Of course, these amounts have always been very low and have long been inadequate. Back in 2008, SSP was worth about £101 a week in today’s money, while ‘incapacity benefit’ was worth £86 a week. So a bit more, but not a lot. But this matters now for two reasons: first, because over the next few months it is likely that millions of workers will face these impacts at the same time; and second, because the poverty rates of our statutory system will drive many people – particularly those without symptoms – to continue to work. Our research on presenteeism bears this out, with financial insecurity being a key driver of why many people choose to continue to work when they don’t feel well. There is an urgent public health case, as a well as a social and economic one, to act now.
So we’re going to need a bigger boat. But what should we do? The good news is that through the Statutory Sick Pay system, we have a ready means to target financial support to the large majority of those in the workplace who may find themselves unable to go to work. So the first priority should be to extend and to strengthen this system. The government will be laying emergency legislation this week, so Parliament can act now to address this. We are calling on them to do four things:
■ First, they should legislate to temporarily remove the Lower Earnings Limit in National Insurance. This simple change will mean that anyone with a contract who works any hours will be entitled to full SSP. This will extend coverage to nearly two million workers in low paid and insecure work. It will also mean that those on temporary, part-time or zero hours contracts who are unsure of their entitlements will not face any uncertainty about what they can get.
■ Secondly, we should raise SSP for the first two weeks of absence. We would recommend raising it to £175 per week, or the equivalent of half pay for a full time worker on the minimum wage.
■ Thirdly, the scope of SSP should be temporarily extended to cover temporary lay-offs and short-time working. SSP wasn’t built to do this, but it gives us the quickest and best way to ensure that those at risk of losing their jobs in sectors like hospitality, transport, logistics and construction can stay in work, be financially supported and ride out this temporary shock.
■ And lastly, government should reimburse the costs of these changes for small and medium employers.
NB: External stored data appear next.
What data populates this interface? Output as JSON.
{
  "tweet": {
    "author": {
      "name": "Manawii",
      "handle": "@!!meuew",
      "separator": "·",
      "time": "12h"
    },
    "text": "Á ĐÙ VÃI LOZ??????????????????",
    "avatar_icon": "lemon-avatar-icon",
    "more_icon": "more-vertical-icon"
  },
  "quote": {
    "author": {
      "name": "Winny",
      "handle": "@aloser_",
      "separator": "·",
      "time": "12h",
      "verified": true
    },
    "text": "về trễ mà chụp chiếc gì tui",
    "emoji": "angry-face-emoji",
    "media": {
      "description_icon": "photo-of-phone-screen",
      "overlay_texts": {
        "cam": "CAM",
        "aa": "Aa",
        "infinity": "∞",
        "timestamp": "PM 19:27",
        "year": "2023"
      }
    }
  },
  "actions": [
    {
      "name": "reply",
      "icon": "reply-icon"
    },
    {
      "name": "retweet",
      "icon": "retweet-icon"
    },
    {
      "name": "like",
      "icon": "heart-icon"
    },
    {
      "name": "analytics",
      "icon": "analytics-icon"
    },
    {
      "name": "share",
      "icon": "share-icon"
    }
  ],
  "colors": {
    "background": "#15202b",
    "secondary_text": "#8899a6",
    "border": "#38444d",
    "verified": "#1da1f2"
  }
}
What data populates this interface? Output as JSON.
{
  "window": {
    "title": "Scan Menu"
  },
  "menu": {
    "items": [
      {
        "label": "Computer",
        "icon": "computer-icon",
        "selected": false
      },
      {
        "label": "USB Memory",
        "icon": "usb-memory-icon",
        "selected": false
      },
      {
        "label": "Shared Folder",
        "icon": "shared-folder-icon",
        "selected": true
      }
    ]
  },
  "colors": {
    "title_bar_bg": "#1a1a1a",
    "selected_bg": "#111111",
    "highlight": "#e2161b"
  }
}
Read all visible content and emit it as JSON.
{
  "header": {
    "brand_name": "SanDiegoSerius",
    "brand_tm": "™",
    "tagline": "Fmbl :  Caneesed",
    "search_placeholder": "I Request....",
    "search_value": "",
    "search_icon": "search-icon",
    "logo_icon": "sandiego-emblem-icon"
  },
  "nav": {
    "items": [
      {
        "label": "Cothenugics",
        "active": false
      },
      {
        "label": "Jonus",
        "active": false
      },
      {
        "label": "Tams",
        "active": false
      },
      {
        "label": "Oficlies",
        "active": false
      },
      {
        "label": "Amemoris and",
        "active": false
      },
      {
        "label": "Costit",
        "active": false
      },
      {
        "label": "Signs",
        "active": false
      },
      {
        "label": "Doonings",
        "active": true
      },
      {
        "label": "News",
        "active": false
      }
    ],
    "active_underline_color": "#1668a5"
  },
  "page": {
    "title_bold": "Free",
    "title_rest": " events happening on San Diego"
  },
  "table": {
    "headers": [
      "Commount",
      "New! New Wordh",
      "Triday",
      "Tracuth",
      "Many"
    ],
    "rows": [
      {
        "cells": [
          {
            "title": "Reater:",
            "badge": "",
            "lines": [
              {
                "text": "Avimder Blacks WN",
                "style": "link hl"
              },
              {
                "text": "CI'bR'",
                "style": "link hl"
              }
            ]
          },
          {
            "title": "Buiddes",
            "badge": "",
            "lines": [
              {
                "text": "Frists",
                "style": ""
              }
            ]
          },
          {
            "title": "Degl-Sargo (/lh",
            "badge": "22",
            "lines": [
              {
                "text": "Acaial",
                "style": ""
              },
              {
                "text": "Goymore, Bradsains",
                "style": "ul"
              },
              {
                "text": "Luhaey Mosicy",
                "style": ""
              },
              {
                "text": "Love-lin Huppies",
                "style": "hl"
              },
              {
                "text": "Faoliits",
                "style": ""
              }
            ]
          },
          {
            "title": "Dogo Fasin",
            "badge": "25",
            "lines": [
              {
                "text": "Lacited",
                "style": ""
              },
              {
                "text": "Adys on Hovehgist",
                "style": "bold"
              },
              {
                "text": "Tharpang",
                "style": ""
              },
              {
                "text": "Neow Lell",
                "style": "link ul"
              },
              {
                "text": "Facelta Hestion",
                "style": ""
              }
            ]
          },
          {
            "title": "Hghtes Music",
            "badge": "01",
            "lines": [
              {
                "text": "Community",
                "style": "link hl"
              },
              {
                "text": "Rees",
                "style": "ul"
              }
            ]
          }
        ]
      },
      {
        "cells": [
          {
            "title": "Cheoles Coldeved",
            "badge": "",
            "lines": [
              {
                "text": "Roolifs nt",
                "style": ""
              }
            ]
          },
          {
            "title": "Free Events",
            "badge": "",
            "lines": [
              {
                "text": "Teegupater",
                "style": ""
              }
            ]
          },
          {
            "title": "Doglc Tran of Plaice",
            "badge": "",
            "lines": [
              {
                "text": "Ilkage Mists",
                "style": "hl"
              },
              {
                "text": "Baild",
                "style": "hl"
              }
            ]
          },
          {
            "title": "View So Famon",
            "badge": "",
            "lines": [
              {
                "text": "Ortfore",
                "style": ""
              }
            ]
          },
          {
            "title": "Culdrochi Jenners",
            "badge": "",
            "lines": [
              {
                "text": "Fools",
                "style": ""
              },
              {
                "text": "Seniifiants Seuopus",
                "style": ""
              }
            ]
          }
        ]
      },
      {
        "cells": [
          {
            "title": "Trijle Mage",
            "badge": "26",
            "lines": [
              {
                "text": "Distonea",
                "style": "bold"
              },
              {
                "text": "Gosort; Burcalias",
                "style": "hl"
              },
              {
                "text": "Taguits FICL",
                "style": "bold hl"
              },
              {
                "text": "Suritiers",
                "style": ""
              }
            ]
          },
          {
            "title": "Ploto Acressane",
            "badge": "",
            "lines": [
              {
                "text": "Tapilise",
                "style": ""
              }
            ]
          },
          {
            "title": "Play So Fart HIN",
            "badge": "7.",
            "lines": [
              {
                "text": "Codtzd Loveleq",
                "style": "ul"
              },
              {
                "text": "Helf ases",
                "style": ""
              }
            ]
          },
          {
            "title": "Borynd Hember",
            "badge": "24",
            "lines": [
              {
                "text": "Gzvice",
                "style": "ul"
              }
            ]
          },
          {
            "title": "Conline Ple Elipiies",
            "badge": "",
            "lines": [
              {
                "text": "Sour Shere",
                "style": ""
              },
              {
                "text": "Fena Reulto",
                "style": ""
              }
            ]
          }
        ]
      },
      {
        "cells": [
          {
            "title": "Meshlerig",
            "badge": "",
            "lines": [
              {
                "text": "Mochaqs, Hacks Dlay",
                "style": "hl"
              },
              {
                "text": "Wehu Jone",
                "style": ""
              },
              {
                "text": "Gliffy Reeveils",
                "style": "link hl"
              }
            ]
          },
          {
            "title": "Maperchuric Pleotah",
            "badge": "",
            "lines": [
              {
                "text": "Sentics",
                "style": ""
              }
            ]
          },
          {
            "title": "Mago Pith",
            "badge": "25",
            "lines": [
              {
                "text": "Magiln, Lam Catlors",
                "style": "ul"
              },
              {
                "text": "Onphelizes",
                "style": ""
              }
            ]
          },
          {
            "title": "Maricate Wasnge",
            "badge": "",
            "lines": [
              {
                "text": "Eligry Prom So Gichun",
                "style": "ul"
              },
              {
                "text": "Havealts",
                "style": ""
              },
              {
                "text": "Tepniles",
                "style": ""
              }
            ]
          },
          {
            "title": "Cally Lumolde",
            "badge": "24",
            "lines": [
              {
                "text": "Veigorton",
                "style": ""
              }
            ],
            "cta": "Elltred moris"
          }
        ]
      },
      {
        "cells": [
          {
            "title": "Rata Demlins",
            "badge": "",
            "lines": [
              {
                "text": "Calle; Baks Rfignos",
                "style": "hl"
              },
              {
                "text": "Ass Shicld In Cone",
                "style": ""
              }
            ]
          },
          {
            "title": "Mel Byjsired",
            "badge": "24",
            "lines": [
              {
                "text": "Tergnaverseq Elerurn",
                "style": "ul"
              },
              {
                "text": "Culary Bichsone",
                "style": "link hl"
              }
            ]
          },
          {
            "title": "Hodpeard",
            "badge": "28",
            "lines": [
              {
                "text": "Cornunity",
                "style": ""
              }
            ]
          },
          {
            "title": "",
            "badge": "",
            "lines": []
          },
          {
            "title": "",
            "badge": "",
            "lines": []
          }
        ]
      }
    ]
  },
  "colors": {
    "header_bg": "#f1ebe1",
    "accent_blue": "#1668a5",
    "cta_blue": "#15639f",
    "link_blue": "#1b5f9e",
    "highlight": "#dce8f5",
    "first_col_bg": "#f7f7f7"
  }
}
For larger employers the need is less great, as three quarters already pay their workers above the SSP minimum.
These four changes are necessary to protect the public, support those off work and to keep the economy moving. But they won’t be enough on their own, as a growing number of people are finding themselves made redundant while five million self-employed workers have no entitlement to sick pay. So finally, we also need to temporarily raise the standard allowance in Universal Credit for those newly out of work to at least £100 a week.
All of this is entirely achievable within the government’s initial £12 billion covid-19 response fund. The costs of extending and reimbursing SSP would likely run to a few hundred million pounds, while increasing Universal Credit to £100 for those newly out of work would cost around £50 million per month (even if new claims double).
These are exceptional times and need an exceptional response. This week, Parliament has an opportunity to ensure that no-one has to face the choice between going to work and getting better (or staying isolated). We would urge them to take it.
Any views expressed are those of the author and not necessarily those of the Institute as a whole.